La discoteca è il luogo in cui i giovani non-vivono in un non-tempo. Il tempo della discoteca non è definibile, poiché una serata inizia verso le 23.30 e…

finirà verso le 4.00: è oggi, sarà presto domani, ma cosa conta?

La discoteca celebra quel non-tempo tra ieri e oggi, tra la settimana e il weekend, tra il prima noioso della scuola, dell’università e del lavoro e il domani festoso del divertimento.

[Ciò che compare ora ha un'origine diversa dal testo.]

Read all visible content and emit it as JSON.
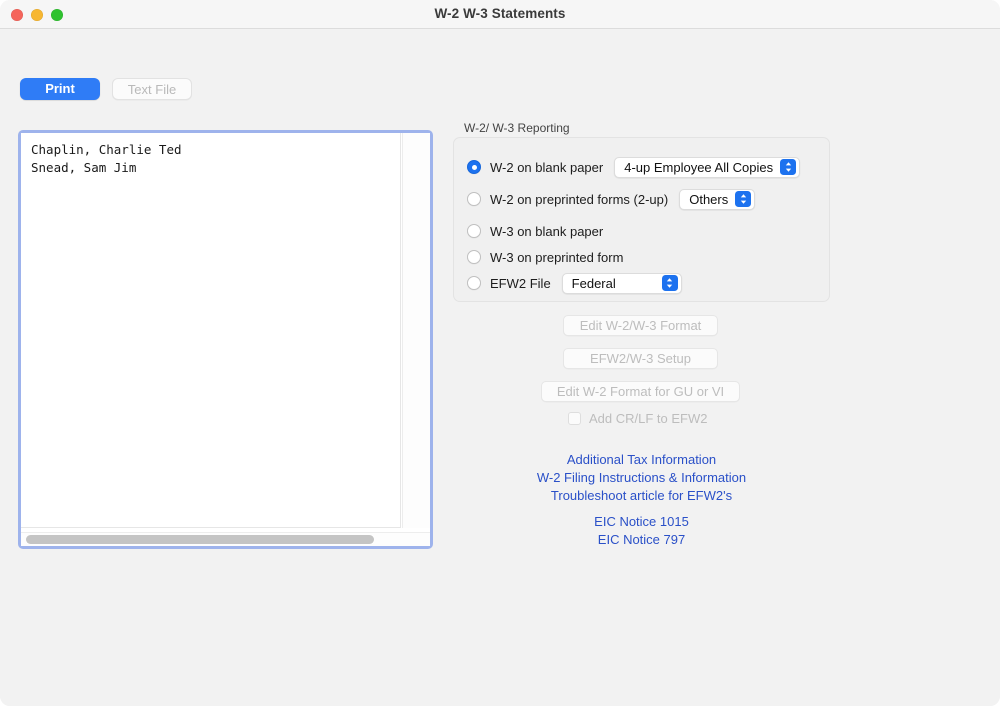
{
  "window": {
    "title": "W-2 W-3 Statements",
    "traffic_lights": [
      "close-button",
      "minimize-button",
      "maximize-button"
    ]
  },
  "toolbar": {
    "print_label": "Print",
    "text_file_label": "Text File"
  },
  "employee_list": {
    "rows": [
      "Chaplin, Charlie Ted",
      "Snead, Sam Jim"
    ]
  },
  "reporting": {
    "group_label": "W-2/ W-3 Reporting",
    "options": [
      {
        "label": "W-2 on blank paper",
        "selected": true,
        "dropdown": "4-up Employee All Copies"
      },
      {
        "label": "W-2 on preprinted forms (2-up)",
        "selected": false,
        "dropdown": "Others"
      },
      {
        "label": "W-3 on blank paper",
        "selected": false,
        "dropdown": null
      },
      {
        "label": "W-3 on preprinted form",
        "selected": false,
        "dropdown": null
      },
      {
        "label": "EFW2 File",
        "selected": false,
        "dropdown": "Federal"
      }
    ]
  },
  "actions": {
    "edit_format_label": "Edit W-2/W-3 Format",
    "efw2_setup_label": "EFW2/W-3 Setup",
    "edit_gu_vi_label": "Edit W-2 Format for GU or VI",
    "add_crlf_label": "Add CR/LF to EFW2",
    "add_crlf_checked": false
  },
  "links": [
    "Additional Tax Information",
    "W-2 Filing Instructions & Information",
    "Troubleshoot article for EFW2's",
    "EIC Notice 1015",
    "EIC Notice 797"
  ],
  "colors": {
    "accent_blue": "#2f7cf6",
    "control_blue": "#1d72ef",
    "focus_ring": "#9eb3ec",
    "link_blue": "#2a50c8",
    "window_bg": "#f2f2f2"
  }
}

I giovani non-vivono questo non-tempo, che rappresenta il rifiuto categorico di una razionale impostazione e progettualità temporale. Se la festa cominciasse alle 21.30 e finisse all’una di notte, si riuscirebbe a valorizzare il sabato sera come meritato momento di svago e festeggiamento, si avrebbe un vero tempo del riposo nella notte e un tempo della vita alla mattina. Tuttavia una proposta del genere apparirebbe folle, poiché lo scopo della discoteca non è di trovare un’integrazione con il resto della vita settimanale, ma quello di opporsi sistematicamente a quella che viene vissuta come non-vita scolastica, universitaria o lavorativa. È una protesta silenziosa, poiché non esplicita, ma urlata, nel divertimento, al sistema. Nella settimana, dove il peso della vita sfinisce e annoia, il divertimento è possibile solo in queste poche ore notturne, in cui, finalmente, si vive veramente (o almeno lo si crede).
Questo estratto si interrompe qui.